City of Ottawa's 2017 party planners lack transparency, critics charge
Celebrations Ottawa not subject to access of information laws
Tuesday marks 250 days before the start of Canada's sesquicentennial year, and the City of Ottawa is expected to mark the milestone by unveiling a countdown clock to help residents tick off the minutes until the big party.
But as the buildup to what is being billed as a year-long celebration begins, questions surround the city's plans for 2017 — from delayed fundraising to the transparency of the organization in charge of the celebrations.
"We have a pretty robust governance model," said Guy Laflamme, executive director of the Ottawa 2017 Bureau. "We report to a board of directors composed of officials from the city, from the tourism industry, from the private sector because we will be getting funding from a variety of sources."
However, the minutes of Ottawa 2017's board meetings are not posted, it's not confirmable whether the $20-million fundraising target is being met and the details of the corporate sponsorship — including a reportedly multi-million-dollar deal with CIBC — have been kept secret.
2017 bureau exempt from access laws
It's impossible to learn anything about the Ottawa 2017 Bureau through access to information because the "bureau" is actually a federally incorporated not-for-profit organization called Celebrations Ottawa that is not subject to freedom of information rules.
Almost exactly a year ago, Tourism Ottawa incorporated Celebrations Ottawa.
If there's nothing to hide, then don't hide anything.- Coun. David Chernushenko
Councillors approved allocating $6 million for 2017 events, but they were not specifically asked to approve the incorporation of the 2017 bureau. (After the fact, council approved naming Mayor Jim Watson and councillors Mathieu Fleury and Jean Cloutier to Celebrations Ottawa's board of directors.)
It's not unusual — nor necessarily inappropriate — for a major event to be run by a separate corporate entity.
That was the case with Quebec City's 400th anniversary and, on a much larger scale, the Vancouver Olympics.
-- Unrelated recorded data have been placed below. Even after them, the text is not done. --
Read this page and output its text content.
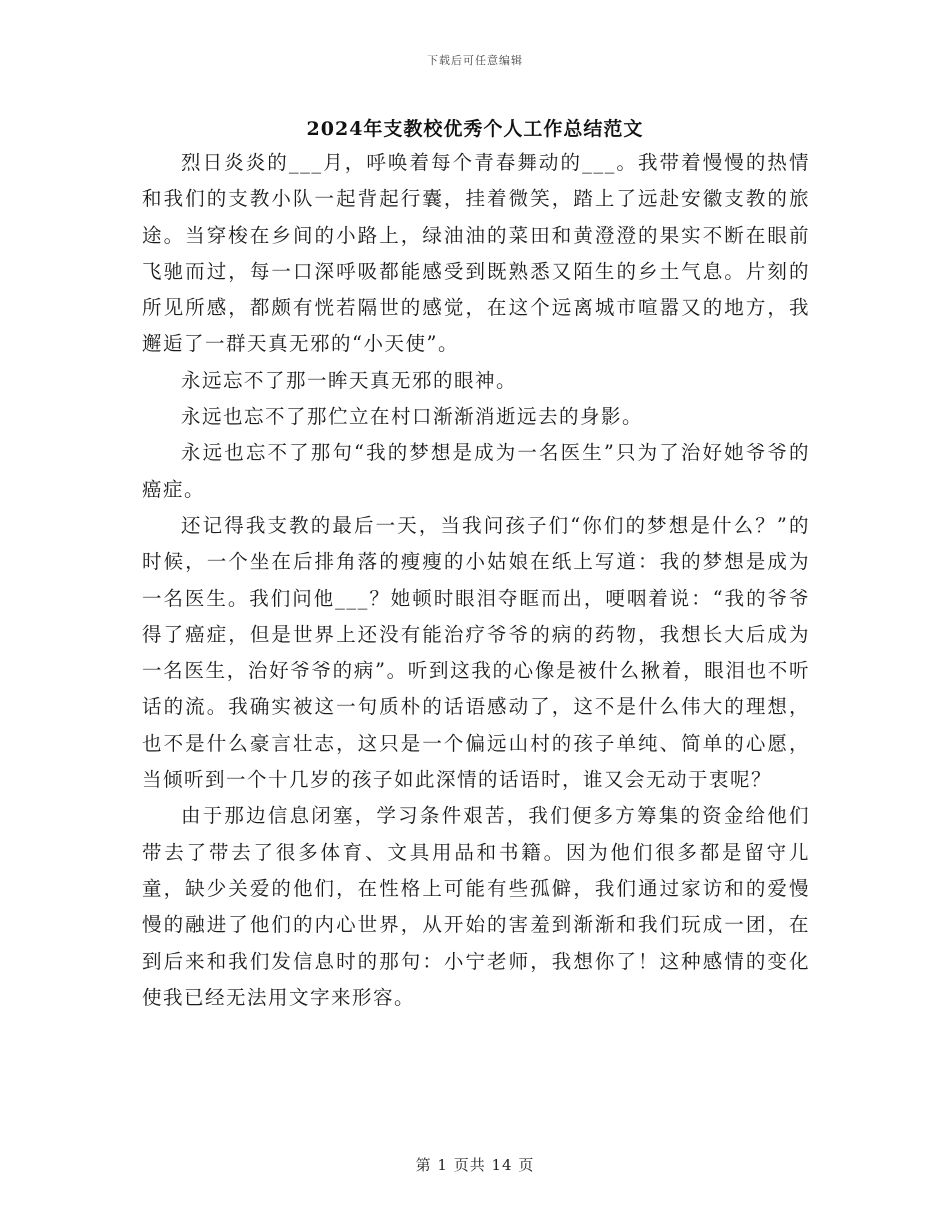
下载后可任意编辑
2024年支教校优秀个人工作总结范文

烈日炎炎的___月，呼唤着每个青春舞动的___。我带着慢慢的热情和我们的支教小队一起背起行囊，挂着微笑，踏上了远赴安徽支教的旅途。当穿梭在乡间的小路上，绿油油的菜田和黄澄澄的果实不断在眼前飞驰而过，每一口深呼吸都能感受到既熟悉又陌生的乡土气息。片刻的所见所感，都颇有恍若隔世的感觉，在这个远离城市喧嚣又的地方，我邂逅了一群天真无邪的“小天使”。

永远忘不了那一眸天真无邪的眼神。

永远也忘不了那伫立在村口渐渐消逝远去的身影。

永远也忘不了那句“我的梦想是成为一名医生”只为了治好她爷爷的癌症。

还记得我支教的最后一天，当我问孩子们“你们的梦想是什么？”的时候，一个坐在后排角落的瘦瘦的小姑娘在纸上写道：我的梦想是成为一名医生。我们问他___？她顿时眼泪夺眶而出，哽咽着说：“我的爷爷得了癌症，但是世界上还没有能治疗爷爷的病的药物，我想长大后成为一名医生，治好爷爷的病”。听到这我的心像是被什么揪着，眼泪也不听话的流。我确实被这一句质朴的话语感动了，这不是什么伟大的理想，也不是什么豪言壮志，这只是一个偏远山村的孩子单纯、简单的心愿，当倾听到一个十几岁的孩子如此深情的话语时，谁又会无动于衷呢？

由于那边信息闭塞，学习条件艰苦，我们便多方筹集的资金给他们带去了带去了很多体育、文具用品和书籍。因为他们很多都是留守儿童，缺少关爱的他们，在性格上可能有些孤僻，我们通过家访和的爱慢慢的融进了他们的内心世界，从开始的害羞到渐渐和我们玩成一团，在到后来和我们发信息时的那句：小宁老师，我想你了！这种感情的变化使我已经无法用文字来形容。

第 1 页共 14 页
But those organizations were criticized for lack of transparency.
"We have been very transparent," insisted Laflamme. "We've never refused any media interviews. And we've been very forthcoming in releasing any information about the cost of our program."
For example, Moment Factory's multi-media event planned for the Lyon LRT station is to cost $3 million.
The agreement between the city and Celebrations Ottawa calls for Laflamme to file updates in the second and fourth quarters to the head of the city's economic development director, Saad Bashir, who also sits on the board of Celebrations Ottawa.
Laflamme told CBC he filed his fourth-quarter update to city staff. According to a city official, the audited fourth-quarter results will go to the board next week, but only reported to councillors "later this year."
Fundraising falling behind?
As well, little information is available on the status of Celebrations Ottawa's fundraising efforts.
According to an August 2015 agreement between the city and Celebrations Ottawa, the city will contribute up to $6 million from mid-2015 to 2017 to the sesquicentennial efforts.
Did the 2017 folks raise $20 million by the end of last year? In a word, no.
Laflamme insists that his office has agreements in principle with potential partners. But unsigned partnerships are not money in the bank.
Furthermore, it's impossible to verify whether the Ottawa 2017 bureau really raised $20 million because the details of the partnerships will not be made public.
Not only are the amounts of the partnerships unknown, but so are other details. Does CIBC have a veto over what projects or events are ultimately approved? It's impossible to check.
In March 2015, the city put out an official call "to secure three to four companies that would be tied to all events and programs starting in 2015, leading up to the full year celebrations in 2017, and continuing into early 2018."
So far, only CIBC has been announced as a company that is sponsoring "all events and programs."
Public funds should mean public disclosure, says observer
Duff Conacher, of Democracy Watch, points out that it appears the 2017 office is receiving about 20 per cent of its funding from the public. And that means the organization should be subject to the same rules as governments.
"When you have an organization that receives public funding that is significant, and is also serving a public function, then those two things mean that it crosses the line and should be treated as a public organization automatically under government accountability laws," said Conacher.
According to University of Ottawa business and law professor Gilles LeVasseur, there's nothing inherently wrong with an organization like Celebrations Ottawa. But he argues that it's in Ottawa's best interest for the city's 2017 office to be more open.
"You're dealing here with the corporate image of a city," said LeVasseur. "When you're dealing with these types of large projects that may impact the image of the city, the city needs to be informed properly of what goes on ... People are not opposed to these types of contracts, They just want to be informed of what goes on, who's doing what, who are the players.
"They want to be feeling there's that relationship of trust with their city."
Capital ward Coun. David Chernushenko says that as the city enters into more agreements with private entities, the city must ensure that they are as transparent as "purely public" bodies.
"If there's nothing to hide," said the Capital ward councillor, "then don't hide anything."